- Origin: Toronto, Ontario, Canada
- Genres: Punk rock, post-punk
- Years active: 1983–84
- Past members: Stewart Black Evan Taylor Paul Peterson Steve Rhodes Warren Philips Greg McKenzie Ian Blurton Mike Armstrong Caroline Savage

= Jolly Tambourine Man =

Jolly Tambourine Man was a Canadian alternative rock band based in Toronto. Ontario They were active between 1982 and 1984. The band recorded a demo tape and a 7" single during its lifetime.
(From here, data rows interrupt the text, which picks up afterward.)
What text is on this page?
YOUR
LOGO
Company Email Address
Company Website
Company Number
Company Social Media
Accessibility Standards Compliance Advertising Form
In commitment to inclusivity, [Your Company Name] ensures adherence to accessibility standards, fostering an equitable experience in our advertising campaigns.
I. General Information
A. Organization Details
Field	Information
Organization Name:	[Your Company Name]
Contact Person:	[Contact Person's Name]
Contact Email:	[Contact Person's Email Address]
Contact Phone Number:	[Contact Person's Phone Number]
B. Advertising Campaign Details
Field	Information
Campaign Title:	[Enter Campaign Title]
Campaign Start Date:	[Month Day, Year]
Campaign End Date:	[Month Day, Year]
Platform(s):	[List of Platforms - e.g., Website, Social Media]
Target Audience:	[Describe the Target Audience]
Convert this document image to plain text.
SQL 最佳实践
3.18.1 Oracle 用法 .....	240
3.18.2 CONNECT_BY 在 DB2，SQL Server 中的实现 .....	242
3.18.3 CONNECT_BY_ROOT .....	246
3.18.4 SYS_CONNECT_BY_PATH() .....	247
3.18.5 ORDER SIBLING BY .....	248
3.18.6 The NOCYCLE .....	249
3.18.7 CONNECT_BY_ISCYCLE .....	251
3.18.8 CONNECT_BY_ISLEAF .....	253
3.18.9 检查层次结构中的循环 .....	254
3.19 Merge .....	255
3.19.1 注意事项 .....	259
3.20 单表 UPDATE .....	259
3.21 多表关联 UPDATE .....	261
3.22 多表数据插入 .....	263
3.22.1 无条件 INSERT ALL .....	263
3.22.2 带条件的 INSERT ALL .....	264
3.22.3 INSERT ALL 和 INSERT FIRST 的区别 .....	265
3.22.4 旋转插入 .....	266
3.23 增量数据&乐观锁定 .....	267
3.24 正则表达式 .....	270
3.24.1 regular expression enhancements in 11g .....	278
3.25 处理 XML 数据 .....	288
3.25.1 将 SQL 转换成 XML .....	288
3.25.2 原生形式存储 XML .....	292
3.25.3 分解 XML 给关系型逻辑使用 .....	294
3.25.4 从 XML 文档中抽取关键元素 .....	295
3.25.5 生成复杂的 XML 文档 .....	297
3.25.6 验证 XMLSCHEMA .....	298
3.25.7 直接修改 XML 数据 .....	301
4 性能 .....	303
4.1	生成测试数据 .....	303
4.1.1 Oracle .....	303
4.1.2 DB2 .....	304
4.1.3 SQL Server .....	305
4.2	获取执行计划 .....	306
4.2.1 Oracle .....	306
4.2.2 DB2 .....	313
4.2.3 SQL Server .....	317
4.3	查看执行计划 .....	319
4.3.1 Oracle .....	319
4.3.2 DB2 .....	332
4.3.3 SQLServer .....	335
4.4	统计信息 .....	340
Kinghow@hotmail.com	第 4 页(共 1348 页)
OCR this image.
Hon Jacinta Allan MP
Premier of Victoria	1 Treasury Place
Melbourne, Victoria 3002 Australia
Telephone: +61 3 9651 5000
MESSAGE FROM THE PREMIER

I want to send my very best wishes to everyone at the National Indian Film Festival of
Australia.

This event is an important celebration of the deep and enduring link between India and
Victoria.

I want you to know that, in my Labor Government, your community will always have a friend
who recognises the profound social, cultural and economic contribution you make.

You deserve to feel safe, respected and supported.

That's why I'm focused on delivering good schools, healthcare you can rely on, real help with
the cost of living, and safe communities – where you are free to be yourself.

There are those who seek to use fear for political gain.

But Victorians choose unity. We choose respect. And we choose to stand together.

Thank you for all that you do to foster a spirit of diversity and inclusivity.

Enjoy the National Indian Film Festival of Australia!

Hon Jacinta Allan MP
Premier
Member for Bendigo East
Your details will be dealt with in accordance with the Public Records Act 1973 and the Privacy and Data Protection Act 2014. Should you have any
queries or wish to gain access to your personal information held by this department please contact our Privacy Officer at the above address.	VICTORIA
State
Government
The single "Apple Strudel Man" was one of the first independent videos to be placed into rotation on MuchMusic.

==History==
The Jolly Tambourine Man was a side project of punk band Blibber and the Rat Crushers during a period when the main band had abandoned their BOSS DR-55 drum machine and was on a protracted search for a permanent drummer. Its core lineup consisted of Blibber guitarist Stewart Black and the band's friend Steve Rhodes. With guest musicians Warren Philips and Greg McKenzie, the band recorded a self-titled and self-released cassette in 1983. Songs on the demo tape were "Nazi Punks Go Bowling", "Lisa Burger", "Gropnick", "I am Albella", "Apple Strudel Man", "Mold in My Ears", "Scary Bowl" and "Movin' On Up". A song about Terry Fox called "Dash for Cash" was included in the 1983 punk music retrospective film Not Dead Yet.

Rhodes and Black then recruited Ian Blurton and Mike Armstrong of Change of Heart and Caroline Savage of Katwimmen to appear on a rerecording of "Apple Strudel Man", which was released as a 7" single in 1984 with the B-side "Sweater in Sri Lanka".

A video was created for the single by film producer Bill Davis and released the same week as MuchMusic's initial launch, was added to MuchMusic's rotation; the single was also a hit on Toronto's alternative music station CFNY-FM.

For personal reasons and the inability to find a permanent drummer, both Blibber and Jolly Tambourine Man went on hiatus following the "Apple Strudel Man" single. Blibber and the Rat Crushers "BRC" reemerged in 1990 with the demo release Pope Music.